Non-melanoma skin cancer associated with higher exfoliation glaucoma risk
A greater risk for exfoliation glaucoma was associated with any history of non-melanoma skin cancer, according to a study.
The 39% increased risk was seen regardless of 4- and 8-year lags in NMSC history.
Data for 120,307 participants in the Nurses’ Health Study (NHS) and the Health Professional Follow-up Study (HPFS) with at least 25 years of follow-up were included. Jae H. Kang, ScD, and colleagues identified 362 incident exfoliative glaucoma (XFG) cases in the NHS and 83 in the HPFS. Of the total person-time, NMSC was prevalent in greater than 10% of the cohort, with 9% characterized with a history of basal cell carcinoma (BCC), 0.6% with squamous cell carcinoma (SCC) and 3.3% with early reported combined NMSC.

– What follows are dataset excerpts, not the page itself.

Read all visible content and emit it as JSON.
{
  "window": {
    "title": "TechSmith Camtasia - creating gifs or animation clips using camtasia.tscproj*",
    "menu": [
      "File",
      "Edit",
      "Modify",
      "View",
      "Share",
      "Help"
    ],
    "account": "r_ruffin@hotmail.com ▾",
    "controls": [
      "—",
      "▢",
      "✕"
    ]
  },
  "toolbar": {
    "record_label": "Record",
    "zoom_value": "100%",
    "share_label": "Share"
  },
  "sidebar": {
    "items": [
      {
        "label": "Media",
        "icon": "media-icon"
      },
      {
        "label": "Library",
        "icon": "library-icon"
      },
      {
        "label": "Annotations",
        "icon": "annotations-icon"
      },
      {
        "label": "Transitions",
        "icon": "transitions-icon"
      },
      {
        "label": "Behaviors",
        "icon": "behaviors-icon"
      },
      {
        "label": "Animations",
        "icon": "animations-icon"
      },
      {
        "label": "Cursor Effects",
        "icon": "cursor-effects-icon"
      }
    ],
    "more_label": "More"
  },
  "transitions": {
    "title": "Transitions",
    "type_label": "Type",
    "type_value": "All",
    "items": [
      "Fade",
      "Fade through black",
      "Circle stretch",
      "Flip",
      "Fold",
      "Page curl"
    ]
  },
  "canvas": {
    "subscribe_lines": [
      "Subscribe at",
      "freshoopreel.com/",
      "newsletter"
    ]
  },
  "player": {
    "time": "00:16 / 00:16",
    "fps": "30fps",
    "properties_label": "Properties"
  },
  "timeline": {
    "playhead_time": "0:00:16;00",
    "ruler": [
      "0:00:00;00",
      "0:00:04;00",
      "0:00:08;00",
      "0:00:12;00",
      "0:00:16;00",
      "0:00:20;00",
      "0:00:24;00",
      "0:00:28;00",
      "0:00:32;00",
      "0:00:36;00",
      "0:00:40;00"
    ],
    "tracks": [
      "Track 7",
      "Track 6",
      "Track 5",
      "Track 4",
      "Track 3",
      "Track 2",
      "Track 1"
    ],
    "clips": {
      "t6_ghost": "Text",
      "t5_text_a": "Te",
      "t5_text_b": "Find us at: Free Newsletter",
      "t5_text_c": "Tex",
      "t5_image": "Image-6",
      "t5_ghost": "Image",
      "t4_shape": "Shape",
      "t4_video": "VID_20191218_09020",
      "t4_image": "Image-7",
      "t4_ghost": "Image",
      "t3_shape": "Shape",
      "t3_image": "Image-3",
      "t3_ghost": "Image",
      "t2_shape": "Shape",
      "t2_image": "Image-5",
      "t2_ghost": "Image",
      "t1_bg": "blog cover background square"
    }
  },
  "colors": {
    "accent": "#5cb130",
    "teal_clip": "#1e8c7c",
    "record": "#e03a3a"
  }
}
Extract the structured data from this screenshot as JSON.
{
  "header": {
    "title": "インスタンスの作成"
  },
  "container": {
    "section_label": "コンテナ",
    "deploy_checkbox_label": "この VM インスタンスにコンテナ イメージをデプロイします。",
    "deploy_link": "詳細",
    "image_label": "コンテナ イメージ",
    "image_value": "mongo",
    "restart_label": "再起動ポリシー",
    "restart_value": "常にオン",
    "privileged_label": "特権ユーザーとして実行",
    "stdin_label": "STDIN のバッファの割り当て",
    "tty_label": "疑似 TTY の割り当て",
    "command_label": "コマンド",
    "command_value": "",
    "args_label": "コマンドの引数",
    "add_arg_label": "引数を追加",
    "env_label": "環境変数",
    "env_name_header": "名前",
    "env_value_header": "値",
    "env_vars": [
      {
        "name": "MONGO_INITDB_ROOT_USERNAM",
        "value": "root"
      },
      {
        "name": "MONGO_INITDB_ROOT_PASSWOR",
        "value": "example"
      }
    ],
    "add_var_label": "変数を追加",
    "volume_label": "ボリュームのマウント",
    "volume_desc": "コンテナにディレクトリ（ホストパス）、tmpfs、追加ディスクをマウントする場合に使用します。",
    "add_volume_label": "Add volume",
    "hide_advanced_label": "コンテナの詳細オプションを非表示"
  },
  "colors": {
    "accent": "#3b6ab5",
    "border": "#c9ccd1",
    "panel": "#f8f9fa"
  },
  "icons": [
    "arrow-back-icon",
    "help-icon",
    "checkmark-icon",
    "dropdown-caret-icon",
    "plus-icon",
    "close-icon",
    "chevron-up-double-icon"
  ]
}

Researchers noted the association between NMSC and XFG was significantly stronger in participants younger than 65 years compared with those who were older than 65 years (P = .01). The association was also stronger in those whose lifetime residential history was in northern latitudes. Furthermore, participants with NMSC history living in areas with greater ambient erythemal UV exposure had a stronger association with XFG compared with those living in areas with lower UV exposure.
“If confirmed, our results would provide further support for greater eye protection on sunny days and regular eye exams for those 40-plus years of age, particularly those with a history of non-melanoma skin cancer,” Kang told Healio/OSN.